The Bank of Japan (BoJ) announced it would keep its policy rate at 0.50% following its March 18–19, 2025 meeting. The decision, unanimously approved, comes after the 25 basis point hike implemented in January.
The official statements reflect a cautious stance from the monetary authorities. While the BoJ has not revised its assessment of growth and inflation since the previous meeting and reaffirmed its commitment to continue the normalization of monetary policy, the institution does not appear in a hurry to raise rates again. This is largely due to concerns over risks weighing on the domestic economy:
- Uncertainties around U.S. trade policy: Governor Ueda repeatedly emphasized the issue of rising tariffs and external “headwinds” during his press conference. In this context, the BoJ intends to take time to assess how these tariff issues evolve and analyze their impact on Japan’s recovery. Its caution is reinforced by the fact that U.S. trade measures have contributed to heightened financial market volatility.
- Rising cost of living and developments in private consumption: The BoJ sees household consumption as weak, especially regarding food and non-durable goods, due to higher living costs. In January, consumer prices rose by 4% year-on-year, significantly above the BoJ’s 2% target (see chart 1). This increase is mainly due to surging prices of grains and energy (+72% for rice). Governor Ueda noted that “the prolonged increase in rice prices means the risk of these rises affecting inflation expectations and public sentiment is not negligible.” As such, the BoJ must remain vigilant, “will need to watch such risks carefully”, and “won't be raising rates when the economy is in very bad shape.” The central bank is now betting on wage increases to sustain a “virtuous cycle.” Early spring wage negotiations have shown “possibly stronger-than-expected” increases.
We acknowledge the risk of an economic slowdown in Q1 2025, driven by deteriorating purchasing power (due to stronger inflation) and uncertainty surrounding foreign trade. This has led us to revise down our forecast for Japan’s annual GDP growth from 1.5% to 1.2% for the fiscal year. However, we remain confident in the price–wage momentum. Results from the “Shuntō” spring wage talks among large firms are encouraging (see chart 2). This wage growth, combined with elevated inflation, could add further upward pressure on prices in the coming months.

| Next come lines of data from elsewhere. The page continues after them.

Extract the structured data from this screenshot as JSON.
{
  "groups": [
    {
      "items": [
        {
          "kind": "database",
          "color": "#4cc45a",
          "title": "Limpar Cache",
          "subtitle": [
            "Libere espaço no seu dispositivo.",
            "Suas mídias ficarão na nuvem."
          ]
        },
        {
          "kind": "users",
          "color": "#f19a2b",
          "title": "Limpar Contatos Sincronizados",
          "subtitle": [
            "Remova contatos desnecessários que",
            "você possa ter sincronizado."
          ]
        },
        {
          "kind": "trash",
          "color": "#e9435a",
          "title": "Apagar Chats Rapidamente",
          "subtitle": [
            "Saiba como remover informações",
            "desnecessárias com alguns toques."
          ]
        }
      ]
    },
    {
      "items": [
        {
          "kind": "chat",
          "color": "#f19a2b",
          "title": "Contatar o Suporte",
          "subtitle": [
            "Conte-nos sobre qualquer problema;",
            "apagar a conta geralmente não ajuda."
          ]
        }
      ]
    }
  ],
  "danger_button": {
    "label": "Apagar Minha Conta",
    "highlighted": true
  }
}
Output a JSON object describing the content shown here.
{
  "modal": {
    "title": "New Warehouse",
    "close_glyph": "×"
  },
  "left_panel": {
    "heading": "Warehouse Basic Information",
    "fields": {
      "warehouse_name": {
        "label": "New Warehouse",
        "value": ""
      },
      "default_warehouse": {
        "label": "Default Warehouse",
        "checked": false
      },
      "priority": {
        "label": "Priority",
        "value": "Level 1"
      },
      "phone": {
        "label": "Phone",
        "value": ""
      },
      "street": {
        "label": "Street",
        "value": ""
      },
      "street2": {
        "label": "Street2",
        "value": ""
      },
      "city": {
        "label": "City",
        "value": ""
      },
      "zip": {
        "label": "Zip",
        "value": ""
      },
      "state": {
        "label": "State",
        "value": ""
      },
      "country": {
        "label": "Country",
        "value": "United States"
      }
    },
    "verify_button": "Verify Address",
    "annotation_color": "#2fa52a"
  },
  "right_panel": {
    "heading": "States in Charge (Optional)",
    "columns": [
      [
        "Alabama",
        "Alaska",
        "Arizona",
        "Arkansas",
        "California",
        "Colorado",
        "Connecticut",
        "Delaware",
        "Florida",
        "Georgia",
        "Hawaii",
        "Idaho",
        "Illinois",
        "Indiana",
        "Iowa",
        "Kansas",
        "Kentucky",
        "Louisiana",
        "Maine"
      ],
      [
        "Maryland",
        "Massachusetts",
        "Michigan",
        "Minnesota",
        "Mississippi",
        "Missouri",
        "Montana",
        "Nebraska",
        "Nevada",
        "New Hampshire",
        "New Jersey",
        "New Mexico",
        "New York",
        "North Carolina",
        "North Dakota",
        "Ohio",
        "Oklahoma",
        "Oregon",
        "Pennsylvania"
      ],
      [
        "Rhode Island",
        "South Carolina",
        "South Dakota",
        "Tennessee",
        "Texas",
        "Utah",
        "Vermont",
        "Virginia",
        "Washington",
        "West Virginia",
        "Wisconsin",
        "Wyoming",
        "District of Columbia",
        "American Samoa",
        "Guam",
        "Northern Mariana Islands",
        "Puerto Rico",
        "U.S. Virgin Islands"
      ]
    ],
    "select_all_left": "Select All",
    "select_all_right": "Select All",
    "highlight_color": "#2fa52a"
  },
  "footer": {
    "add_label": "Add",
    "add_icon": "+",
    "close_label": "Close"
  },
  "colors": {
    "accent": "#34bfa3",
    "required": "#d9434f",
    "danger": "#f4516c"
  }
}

In this context, the BoJ’s tightening cycle is not over. Its current monetary policy is still far from the “neutral zone” (estimated between 1% and 2.5%). Therefore, the trajectory of wages, their impact on prices and consumption, will be key determinants of the timing of the BoJ’s next move. The resurgence of inflation and yen depreciation pressures may prompt the BoJ to act in Q2. However, several factors could delay the next rate hike until the July 30–31 meeting, including: the arrival of new voting members to the Policy Board in April, the U.S. tariff hikes set to take effect from April 2, and the important elections scheduled for July 20. Whatever the timing, our monetary policy scenario remains unchanged: normalization will continue cautiously, with two additional rate hikes expected, reaching a terminal rate of 1% by the end of 2025.